A rudderless yacht was towed home by Salcombe and Dart RNLI lifeboats on Saturday, August 19th.

The Salcombe Tamar class lifeboat towed the yacht 37 miles to the Dart harbour entrance where the Dart D class lifeboat and the Dart Harbour Authority Rib took over the tow.

Two yachtsmen set off at 5am from Dartmouth in their 32 foot yacht on passage to Guernsey. At the western end of the Casquets Traffic Separation Scheme, 37 miles from Salcombe, they lost their rudder and were adrift.

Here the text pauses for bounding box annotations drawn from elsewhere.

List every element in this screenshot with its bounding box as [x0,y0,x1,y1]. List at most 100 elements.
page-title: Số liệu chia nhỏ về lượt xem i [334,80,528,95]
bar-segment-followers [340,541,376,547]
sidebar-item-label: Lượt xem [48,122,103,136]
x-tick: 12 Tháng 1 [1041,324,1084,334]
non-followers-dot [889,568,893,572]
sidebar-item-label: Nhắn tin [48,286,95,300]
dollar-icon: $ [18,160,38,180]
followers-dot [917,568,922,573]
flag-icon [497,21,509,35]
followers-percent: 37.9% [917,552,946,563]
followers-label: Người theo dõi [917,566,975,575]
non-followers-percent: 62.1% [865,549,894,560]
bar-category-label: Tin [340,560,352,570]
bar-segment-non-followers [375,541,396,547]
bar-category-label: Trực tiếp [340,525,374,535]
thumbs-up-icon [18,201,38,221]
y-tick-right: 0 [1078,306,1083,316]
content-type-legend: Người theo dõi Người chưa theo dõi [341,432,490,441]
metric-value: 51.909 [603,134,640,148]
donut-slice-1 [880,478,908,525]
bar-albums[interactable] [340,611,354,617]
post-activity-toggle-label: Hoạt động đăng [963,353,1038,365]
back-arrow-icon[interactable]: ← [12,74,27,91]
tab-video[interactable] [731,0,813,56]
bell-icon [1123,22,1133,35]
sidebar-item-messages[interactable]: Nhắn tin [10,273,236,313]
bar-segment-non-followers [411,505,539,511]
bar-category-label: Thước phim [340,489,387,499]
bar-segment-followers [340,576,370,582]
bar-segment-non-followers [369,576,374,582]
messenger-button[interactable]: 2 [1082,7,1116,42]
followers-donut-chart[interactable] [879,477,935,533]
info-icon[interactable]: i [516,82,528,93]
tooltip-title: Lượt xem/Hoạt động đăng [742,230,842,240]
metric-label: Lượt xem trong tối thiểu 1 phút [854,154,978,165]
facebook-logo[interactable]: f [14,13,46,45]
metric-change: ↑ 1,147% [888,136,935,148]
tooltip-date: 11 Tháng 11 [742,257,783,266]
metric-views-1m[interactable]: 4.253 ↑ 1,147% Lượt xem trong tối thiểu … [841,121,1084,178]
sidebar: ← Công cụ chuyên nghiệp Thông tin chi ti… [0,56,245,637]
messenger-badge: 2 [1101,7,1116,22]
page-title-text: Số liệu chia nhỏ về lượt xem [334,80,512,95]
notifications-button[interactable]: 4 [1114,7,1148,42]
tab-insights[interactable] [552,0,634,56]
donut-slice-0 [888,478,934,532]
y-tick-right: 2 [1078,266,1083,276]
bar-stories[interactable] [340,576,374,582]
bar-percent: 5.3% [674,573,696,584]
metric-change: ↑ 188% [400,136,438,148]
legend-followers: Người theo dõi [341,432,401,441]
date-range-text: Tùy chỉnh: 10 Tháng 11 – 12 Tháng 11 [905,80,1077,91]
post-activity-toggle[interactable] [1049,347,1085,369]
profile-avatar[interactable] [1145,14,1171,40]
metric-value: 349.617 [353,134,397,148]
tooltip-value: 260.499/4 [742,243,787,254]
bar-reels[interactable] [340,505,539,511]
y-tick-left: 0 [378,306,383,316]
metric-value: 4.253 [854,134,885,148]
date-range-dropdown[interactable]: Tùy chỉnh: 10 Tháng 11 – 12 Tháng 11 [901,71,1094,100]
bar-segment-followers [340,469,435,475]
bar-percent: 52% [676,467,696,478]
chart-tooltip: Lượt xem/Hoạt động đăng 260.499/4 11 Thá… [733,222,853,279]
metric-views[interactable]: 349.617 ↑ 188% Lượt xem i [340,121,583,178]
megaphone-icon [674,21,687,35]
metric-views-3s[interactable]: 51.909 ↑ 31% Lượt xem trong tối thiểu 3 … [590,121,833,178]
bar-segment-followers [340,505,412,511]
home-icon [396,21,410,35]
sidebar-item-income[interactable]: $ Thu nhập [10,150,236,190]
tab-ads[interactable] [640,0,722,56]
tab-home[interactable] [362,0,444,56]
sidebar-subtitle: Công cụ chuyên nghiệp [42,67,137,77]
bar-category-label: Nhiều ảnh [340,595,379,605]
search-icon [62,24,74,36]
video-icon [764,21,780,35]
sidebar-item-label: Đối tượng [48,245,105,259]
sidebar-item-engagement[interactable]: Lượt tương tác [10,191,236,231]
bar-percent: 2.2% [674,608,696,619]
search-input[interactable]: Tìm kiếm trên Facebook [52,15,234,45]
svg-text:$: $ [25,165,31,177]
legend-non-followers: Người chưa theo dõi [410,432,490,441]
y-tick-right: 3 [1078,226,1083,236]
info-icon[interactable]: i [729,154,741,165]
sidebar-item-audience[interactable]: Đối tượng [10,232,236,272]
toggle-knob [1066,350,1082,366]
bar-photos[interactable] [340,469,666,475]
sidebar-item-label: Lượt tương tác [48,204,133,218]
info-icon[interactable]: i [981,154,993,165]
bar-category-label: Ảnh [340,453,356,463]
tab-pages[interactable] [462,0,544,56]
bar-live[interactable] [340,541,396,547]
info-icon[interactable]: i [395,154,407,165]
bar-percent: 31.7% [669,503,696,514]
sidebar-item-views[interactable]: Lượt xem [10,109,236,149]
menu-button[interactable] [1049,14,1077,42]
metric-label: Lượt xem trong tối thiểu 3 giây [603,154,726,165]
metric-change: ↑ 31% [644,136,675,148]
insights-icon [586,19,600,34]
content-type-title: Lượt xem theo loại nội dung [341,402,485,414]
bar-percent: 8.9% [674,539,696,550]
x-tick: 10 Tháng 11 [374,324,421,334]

Solent Coastguard co-ordinated the incident and requested Salcombe all-weather lifeboat to be launched to recover the yacht as it was the nearest vessel able to tow. It took one and a half hours for Salcombe ALB to reach the stranded vessel. Tide and weather dictated that Dartmouth was the quickest port to which to tow the yacht.

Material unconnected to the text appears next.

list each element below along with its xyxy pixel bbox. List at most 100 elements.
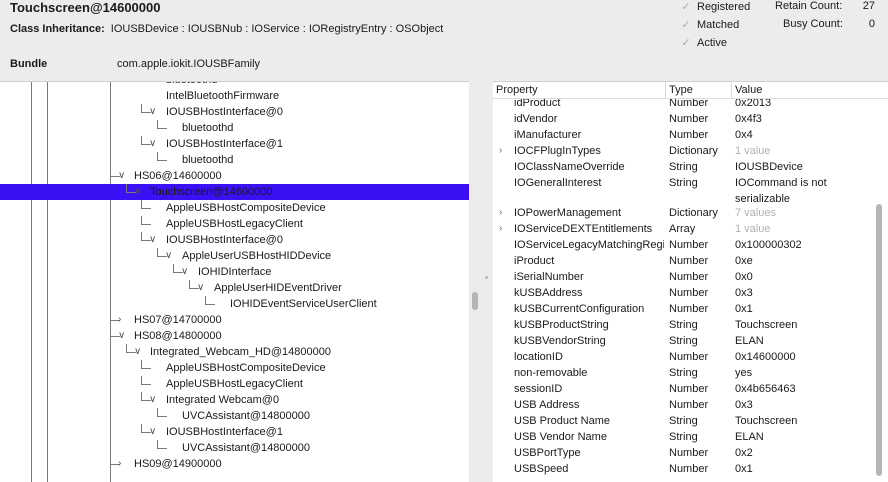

Dave Dancox, press officer of Salcombe Lifeboat said: “A 32’ yacht, with two people onboard, had lost its rudder and was adrift in the channel, a very dangerous situation in a shipping lane. While the rudder had disintegrated, [at least] the bar was in place so no water was being taken onboard.”

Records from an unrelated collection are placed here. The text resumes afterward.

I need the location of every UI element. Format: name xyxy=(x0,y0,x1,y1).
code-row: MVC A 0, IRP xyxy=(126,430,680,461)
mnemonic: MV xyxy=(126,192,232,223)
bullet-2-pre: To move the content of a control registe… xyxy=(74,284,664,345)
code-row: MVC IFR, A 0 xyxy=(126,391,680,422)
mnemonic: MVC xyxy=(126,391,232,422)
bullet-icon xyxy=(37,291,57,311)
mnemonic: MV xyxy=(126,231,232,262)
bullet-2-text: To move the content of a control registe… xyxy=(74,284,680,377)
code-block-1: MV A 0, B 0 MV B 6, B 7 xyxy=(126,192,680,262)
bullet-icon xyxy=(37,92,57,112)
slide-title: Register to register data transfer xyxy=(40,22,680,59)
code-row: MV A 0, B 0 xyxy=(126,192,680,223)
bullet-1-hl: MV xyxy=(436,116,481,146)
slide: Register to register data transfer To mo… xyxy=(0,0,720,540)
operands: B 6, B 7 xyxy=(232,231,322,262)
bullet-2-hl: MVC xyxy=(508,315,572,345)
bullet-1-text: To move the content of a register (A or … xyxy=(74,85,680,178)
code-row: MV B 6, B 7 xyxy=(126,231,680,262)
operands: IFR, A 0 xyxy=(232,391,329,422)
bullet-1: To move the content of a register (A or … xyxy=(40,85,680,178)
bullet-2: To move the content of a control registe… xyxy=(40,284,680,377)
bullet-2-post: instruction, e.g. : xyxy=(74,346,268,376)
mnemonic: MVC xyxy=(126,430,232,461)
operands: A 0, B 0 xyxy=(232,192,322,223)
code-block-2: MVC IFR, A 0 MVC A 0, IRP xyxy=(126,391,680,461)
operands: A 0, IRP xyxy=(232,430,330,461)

The all-weather lifeboat crew set up the yacht to tow a large drogue to keep her course steady under tow and they arrived at the mouth of the Dart at 8.40pm, just after sunset, before returning to station.

The D class lifeboat crew set up a stern tow but the yacht yawed dramatically from side to side when under way. The Dart helmsman requested help from the Dart Harbour Authority and the tow was completed successfully with the Dart harbour rib secured alongside the yacht to give her steerage. The yachtsmen were found a berth at the Premier Noss on Dart Marina, 16 hours after they left Dartmouth.

“lt took one and a half hours for Salcombe ALB to reach the stranded vessel, which was then towed to the mouth of the Dart, and the tow transferred to Dart RNLI. The Salcombe lifeboat then returned home,” said Mr Dancox.